Besides, there is a suggestion that these problems are addressable. To look at the burgeoning middle class of the Premier League is to see a clutch of clubs in rude health. Players like Phillipe Coutinho, Conor Gallagher, Christian Eriksen, Raphinha, Emanuel Dennis, James Maddison, Donny van de Beek and Allan Saint-Maximin all find themselves in the bottom half, and the calibre of manager throughout the league is absurd. There is, at the risk of going all Reaganomics, a trickle-down effect here. Not to the Football League – that is another matter for another day – but within the division itself. The commercial draw of the bigger clubs is enriching those beneath them.
It plainly needs to do so more. There has been interminable talk of salary caps and tighter controls on sponsorship funding, à la the NFL, but each come with monumental logistical challenges and need a hitherto-absent collective will to make them happen. A place to start, however, would be an overhaul of the prize money structure.
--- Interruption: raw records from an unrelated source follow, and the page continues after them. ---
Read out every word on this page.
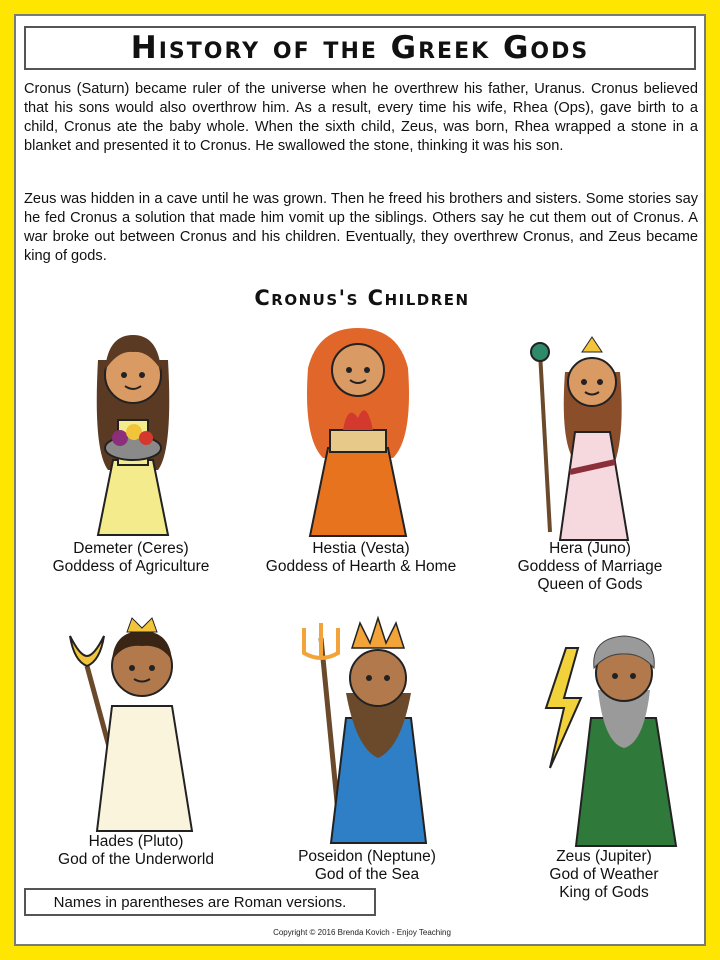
History of the Greek Gods

Cronus (Saturn) became ruler of the universe when he overthrew his father, Uranus. Cronus believed that his sons would also overthrow him. As a result, every time his wife, Rhea (Ops), gave birth to a child, Cronus ate the baby whole. When the sixth child, Zeus, was born, Rhea wrapped a stone in a blanket and presented it to Cronus. He swallowed the stone, thinking it was his son.

Zeus was hidden in a cave until he was grown. Then he freed his brothers and sisters. Some stories say he fed Cronus a solution that made him vomit up the siblings. Others say he cut them out of Cronus. A war broke out between Cronus and his children. Eventually, they overthrew Cronus, and Zeus became king of gods.

Cronus's Children
Demeter (Ceres)
Goddess of Agriculture
Hestia (Vesta)
Goddess of Hearth & Home
Hera (Juno)
Goddess of Marriage
Queen of Gods
Hades (Pluto)
God of the Underworld	Poseidon (Neptune)
God of the Sea
Zeus (Jupiter)
God of Weather
King of Gods
Names in parentheses are Roman versions.
Copyright © 2016 Brenda Kovich - Enjoy Teaching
Lead here could definitely be taken from an NFL draft system that has seen the Cincinnati Bengals go from the lowest-ranked franchise to the Super Bowl in two years, with those who finish lower receiving a greater share of the pot. Whilst this does come with potential competitive issues, and is unlikely to garner immediate support, a fully equal distribution is the very least that could be introduced.
There are no easy answers, but whatever they are, we need them soon. With the Super League still skulking in the shadows, and the ravages of the pandemic looking ever more like a momentary blip in the balance sheets, this does feel like a tipping point. After which, the top of that table is set in stone forever, just with added Newcastle. And I’m not even sure if Newcastle want that.